When he first announced the idea, Wales said the search engine would improve over time, much like the other project he founded, Wikipedia, has.
Critics derided Wikipedia as unreliable in its early forms and universities prohibited students from citing the online encyclopedia in their papers. Since then, expert reviews have given the English and German language versions high marks for credibility.
So, even though Wikia Search doesn't have results for queries on celebrity singer and media obsession Britney Spears, users can change that. They can also lift Barack Obama's official campaign page in results rankings because the process is open.
Most software applications are released in beta form, which usually includes all planned features -- along with bugs.

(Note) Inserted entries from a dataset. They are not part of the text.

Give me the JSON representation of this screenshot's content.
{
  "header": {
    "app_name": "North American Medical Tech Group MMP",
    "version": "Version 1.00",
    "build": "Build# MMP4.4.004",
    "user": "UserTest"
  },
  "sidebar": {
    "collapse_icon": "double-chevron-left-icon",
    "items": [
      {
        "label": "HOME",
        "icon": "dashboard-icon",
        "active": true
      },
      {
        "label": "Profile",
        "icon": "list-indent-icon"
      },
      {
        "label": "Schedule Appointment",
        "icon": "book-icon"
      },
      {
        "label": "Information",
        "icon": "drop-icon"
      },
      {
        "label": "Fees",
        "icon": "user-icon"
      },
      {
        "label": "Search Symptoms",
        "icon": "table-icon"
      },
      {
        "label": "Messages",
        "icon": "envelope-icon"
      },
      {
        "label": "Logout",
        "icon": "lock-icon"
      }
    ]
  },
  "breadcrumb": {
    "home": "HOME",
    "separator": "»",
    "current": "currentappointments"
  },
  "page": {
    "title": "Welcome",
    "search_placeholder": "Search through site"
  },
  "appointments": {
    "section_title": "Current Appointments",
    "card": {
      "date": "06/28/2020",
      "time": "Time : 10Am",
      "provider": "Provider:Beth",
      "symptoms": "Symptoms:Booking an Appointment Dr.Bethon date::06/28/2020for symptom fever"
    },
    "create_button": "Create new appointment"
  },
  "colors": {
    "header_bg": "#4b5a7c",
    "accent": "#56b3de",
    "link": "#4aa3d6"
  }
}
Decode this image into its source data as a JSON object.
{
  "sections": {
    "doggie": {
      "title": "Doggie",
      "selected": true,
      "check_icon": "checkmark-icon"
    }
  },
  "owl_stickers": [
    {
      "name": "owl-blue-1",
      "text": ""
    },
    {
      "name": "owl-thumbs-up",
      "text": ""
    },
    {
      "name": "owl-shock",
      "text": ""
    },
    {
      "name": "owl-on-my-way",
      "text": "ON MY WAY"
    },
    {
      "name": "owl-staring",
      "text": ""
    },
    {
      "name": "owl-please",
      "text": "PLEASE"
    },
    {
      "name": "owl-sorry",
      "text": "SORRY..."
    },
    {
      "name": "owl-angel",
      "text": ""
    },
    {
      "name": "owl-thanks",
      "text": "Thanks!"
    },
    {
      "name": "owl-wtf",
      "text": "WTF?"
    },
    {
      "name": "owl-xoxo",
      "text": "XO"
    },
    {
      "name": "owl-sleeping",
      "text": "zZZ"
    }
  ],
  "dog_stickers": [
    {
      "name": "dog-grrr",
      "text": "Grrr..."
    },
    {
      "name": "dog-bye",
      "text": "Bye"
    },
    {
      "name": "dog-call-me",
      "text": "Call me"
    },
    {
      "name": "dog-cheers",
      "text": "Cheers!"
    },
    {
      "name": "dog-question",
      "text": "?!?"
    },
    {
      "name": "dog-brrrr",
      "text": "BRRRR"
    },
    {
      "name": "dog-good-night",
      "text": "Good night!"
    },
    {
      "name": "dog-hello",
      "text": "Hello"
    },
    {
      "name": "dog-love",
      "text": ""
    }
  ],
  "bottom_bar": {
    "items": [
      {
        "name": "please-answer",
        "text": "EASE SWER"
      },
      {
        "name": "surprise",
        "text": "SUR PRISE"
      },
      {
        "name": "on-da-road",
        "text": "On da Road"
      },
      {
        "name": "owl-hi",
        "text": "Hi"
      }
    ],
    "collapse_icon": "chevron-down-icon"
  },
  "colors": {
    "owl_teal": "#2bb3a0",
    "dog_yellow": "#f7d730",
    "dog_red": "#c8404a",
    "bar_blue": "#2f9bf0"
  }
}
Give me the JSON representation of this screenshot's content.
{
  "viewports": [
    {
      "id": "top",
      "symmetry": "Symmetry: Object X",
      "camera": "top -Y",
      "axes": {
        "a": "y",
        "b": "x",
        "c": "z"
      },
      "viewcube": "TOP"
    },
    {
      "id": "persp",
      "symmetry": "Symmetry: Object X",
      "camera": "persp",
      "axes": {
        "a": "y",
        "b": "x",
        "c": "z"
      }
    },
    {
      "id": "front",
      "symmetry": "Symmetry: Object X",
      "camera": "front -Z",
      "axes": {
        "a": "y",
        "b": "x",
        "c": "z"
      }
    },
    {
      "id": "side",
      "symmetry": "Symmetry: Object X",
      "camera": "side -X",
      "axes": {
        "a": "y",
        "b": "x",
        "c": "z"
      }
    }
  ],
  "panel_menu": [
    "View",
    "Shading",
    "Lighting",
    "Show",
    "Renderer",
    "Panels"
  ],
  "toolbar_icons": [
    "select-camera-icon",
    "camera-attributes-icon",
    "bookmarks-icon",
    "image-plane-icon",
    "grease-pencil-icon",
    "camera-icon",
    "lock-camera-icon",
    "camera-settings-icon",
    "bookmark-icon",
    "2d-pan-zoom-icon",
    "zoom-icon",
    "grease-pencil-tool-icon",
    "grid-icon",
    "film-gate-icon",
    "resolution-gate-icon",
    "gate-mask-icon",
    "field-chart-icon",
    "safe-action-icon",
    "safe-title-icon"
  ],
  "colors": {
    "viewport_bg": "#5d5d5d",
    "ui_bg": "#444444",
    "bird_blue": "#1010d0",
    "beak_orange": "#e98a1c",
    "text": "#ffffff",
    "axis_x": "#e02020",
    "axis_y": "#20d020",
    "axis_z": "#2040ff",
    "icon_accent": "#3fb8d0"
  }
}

The version released earlier this week didn't even claim that status. Instead, it was labeled "alpha," but backers expressed confidence it would eventually become a favored tool for searching the Internet.
"This site, which we have been working on for a long time now, represents the first draft of the future of search," Wikia Search stated when it did a "soft launch" earlier this week.
Wikipedia and Wikia Search are not related except they both have Wales as a founder and they both result from the work of volunteer online communities. After several high-profile gaffes, the credibility of the first project seems to have increased over time.
The online encyclopedia tightened its rules on contributions and edits and the German version recently ranked higher than Brockhaus, the traditional 15-volume German encyclopedia. In 43 of 50 articles, experts judged the Wikipedia entries more favorably.